The U.S. economy experienced a significant slowdown in the first quarter of 2025, with the gross domestic product (GDP) shrinking at a 0.3% annual rate. This decline was a stark contrast to the 2.4% growth seen in the final quarter of 2024. The primary reason for this economic deceleration was attributed to businesses stockpiling goods in anticipation of President Trump’s tariff policies.
President Trump’s administration had announced sweeping tariff policies in early April, prompting businesses to front-load their purchases in the first quarter of the year to mitigate the impact of the impending import duties. This surge in imports skewed the GDP figures for the first quarter, leading to a misleading representation of economic growth.

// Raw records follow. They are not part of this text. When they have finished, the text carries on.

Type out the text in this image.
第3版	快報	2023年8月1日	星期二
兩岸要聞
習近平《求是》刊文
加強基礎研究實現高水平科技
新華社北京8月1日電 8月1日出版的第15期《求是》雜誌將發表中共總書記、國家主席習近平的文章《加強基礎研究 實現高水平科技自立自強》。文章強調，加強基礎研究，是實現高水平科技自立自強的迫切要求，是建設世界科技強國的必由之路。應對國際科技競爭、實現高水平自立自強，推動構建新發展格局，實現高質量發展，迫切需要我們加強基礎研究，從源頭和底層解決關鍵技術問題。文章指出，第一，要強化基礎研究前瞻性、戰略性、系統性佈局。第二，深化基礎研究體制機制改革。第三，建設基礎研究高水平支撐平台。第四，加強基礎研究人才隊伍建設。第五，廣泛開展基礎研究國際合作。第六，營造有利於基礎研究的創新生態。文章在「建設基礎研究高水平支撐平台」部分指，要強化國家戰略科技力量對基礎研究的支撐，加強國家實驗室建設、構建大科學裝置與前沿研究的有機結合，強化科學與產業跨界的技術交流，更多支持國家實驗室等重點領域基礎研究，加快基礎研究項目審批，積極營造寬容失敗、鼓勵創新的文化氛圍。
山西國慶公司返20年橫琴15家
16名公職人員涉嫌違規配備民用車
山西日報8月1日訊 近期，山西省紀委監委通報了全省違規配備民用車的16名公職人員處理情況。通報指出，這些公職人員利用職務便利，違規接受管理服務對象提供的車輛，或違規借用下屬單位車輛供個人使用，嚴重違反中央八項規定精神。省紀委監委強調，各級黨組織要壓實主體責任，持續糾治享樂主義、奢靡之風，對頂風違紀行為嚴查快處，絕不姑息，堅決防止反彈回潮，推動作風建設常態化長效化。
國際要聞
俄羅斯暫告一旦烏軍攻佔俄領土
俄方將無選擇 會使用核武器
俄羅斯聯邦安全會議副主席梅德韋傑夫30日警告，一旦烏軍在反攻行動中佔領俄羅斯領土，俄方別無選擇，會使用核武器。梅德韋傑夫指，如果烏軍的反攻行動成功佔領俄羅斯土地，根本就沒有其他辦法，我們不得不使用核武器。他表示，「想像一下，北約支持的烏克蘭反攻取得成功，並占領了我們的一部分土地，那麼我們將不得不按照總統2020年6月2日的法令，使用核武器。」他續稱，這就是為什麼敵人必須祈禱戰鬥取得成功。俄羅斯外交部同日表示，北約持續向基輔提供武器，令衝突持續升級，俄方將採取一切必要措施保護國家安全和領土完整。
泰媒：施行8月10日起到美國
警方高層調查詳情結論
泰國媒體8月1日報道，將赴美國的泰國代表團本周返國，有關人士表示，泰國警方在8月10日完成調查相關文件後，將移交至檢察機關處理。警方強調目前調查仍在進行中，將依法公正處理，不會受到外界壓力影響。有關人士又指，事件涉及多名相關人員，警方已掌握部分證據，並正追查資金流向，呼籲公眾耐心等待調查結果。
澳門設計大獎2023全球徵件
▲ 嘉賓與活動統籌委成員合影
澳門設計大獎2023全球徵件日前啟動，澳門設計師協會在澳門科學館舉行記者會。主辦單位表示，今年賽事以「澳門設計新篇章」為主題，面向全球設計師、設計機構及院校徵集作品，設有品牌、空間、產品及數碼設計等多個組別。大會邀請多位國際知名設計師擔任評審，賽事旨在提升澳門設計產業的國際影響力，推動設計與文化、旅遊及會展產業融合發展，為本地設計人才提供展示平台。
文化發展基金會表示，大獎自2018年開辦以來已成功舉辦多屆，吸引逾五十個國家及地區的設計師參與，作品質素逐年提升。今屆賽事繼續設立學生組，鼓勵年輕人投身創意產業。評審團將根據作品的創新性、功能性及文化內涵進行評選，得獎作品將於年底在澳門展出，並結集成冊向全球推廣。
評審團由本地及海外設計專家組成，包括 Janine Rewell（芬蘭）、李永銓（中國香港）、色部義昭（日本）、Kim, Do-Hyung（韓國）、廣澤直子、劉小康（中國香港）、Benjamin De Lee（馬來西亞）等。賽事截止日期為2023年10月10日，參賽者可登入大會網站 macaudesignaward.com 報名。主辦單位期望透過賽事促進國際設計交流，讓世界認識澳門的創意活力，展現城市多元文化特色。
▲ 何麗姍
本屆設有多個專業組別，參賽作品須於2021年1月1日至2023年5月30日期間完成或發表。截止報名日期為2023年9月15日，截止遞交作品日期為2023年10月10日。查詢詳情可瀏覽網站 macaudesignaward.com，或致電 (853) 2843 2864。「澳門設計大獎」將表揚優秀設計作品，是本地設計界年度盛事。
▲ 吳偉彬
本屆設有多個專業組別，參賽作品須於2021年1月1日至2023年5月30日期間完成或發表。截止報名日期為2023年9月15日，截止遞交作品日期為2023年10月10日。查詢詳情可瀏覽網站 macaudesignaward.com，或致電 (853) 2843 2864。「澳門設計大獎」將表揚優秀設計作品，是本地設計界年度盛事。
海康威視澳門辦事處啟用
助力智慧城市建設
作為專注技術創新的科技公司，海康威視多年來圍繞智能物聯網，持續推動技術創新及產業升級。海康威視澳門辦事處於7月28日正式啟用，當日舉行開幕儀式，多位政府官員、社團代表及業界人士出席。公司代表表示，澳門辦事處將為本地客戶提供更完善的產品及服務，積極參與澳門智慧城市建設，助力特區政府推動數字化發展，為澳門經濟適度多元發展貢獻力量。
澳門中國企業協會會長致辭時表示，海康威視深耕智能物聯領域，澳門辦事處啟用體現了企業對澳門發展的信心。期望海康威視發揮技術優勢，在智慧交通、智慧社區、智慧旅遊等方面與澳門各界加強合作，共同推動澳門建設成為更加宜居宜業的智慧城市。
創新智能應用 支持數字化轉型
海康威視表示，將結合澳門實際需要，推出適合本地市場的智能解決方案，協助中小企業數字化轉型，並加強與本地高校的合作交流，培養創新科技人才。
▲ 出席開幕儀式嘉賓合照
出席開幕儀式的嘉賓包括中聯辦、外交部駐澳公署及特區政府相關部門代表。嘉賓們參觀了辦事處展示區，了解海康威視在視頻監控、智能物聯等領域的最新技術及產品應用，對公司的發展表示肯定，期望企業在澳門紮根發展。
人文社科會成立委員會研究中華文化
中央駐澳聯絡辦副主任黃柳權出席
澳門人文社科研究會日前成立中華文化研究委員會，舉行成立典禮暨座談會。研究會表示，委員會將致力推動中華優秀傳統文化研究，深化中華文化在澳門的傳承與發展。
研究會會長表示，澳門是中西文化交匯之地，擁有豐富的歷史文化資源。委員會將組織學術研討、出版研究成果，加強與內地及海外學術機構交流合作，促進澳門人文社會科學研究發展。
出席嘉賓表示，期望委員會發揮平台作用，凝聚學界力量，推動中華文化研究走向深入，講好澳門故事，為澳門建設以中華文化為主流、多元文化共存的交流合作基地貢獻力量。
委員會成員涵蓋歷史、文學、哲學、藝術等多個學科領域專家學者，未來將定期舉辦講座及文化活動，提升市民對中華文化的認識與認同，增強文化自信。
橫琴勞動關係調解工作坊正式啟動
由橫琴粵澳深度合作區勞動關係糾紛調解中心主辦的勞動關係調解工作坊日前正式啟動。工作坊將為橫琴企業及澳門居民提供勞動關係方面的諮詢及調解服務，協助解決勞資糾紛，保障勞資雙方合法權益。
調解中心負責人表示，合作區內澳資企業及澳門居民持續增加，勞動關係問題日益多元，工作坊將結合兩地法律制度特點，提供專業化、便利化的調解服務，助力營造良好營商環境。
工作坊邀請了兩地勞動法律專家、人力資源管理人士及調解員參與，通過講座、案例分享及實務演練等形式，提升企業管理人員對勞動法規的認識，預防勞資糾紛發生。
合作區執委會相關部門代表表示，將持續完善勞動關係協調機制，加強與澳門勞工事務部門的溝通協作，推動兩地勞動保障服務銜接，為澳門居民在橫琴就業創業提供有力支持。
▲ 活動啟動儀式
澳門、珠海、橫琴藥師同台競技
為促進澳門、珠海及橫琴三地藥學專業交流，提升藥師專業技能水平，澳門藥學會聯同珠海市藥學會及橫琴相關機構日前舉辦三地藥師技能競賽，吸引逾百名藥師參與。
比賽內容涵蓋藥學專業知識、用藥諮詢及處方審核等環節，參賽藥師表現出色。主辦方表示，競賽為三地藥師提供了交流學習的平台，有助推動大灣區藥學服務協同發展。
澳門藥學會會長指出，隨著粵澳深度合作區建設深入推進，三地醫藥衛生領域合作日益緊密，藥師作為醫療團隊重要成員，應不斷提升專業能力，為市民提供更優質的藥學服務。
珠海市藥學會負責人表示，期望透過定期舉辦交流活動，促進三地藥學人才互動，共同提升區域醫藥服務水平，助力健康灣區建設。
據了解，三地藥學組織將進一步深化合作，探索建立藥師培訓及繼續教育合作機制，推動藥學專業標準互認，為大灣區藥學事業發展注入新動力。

Despite concerns about the tariffs causing disruptions to the economy, experts believe that the second quarter could see a boost in GDP as companies reduce their imports due to the tariffs coming into effect. However, the artificial demand created by front-loading purchases in the first quarter is expected to result in a sharp decline in demand in the second quarter.
Government spending also played a role in the economic slowdown, with a 5.1% decline in this area contributing to the GDP contraction. The Department of Government Efficiency, led by Elon Musk, made significant cuts to federal agencies and workforce, further impacting economic growth.
Additionally, the anticipated slowdown in the economy for 2025 is also attributed to the impact of the tariffs, which are expected to lead to a decrease in consumer spending as companies pass on the increased costs to shoppers. The GDP growth forecast for 2025 has been revised down to 1.9% from 2.8% in 2024.
The release of the ADP employment numbers for April further highlighted the economic challenges facing the U.S. The data showed that private employers added only 62,000 jobs, significantly lower than the forecasted 134,000 jobs. This, coupled with other economic indicators, has raised concerns about the possibility of a recession.
In light of the shaky economic data, experts believe that the Federal Reserve may delay making further rate cuts and adopt a wait-and-see approach to assess the impact of the tariffs on inflation. The upcoming rate decision in May will be closely watched to gauge the central bank’s response to the evolving economic conditions.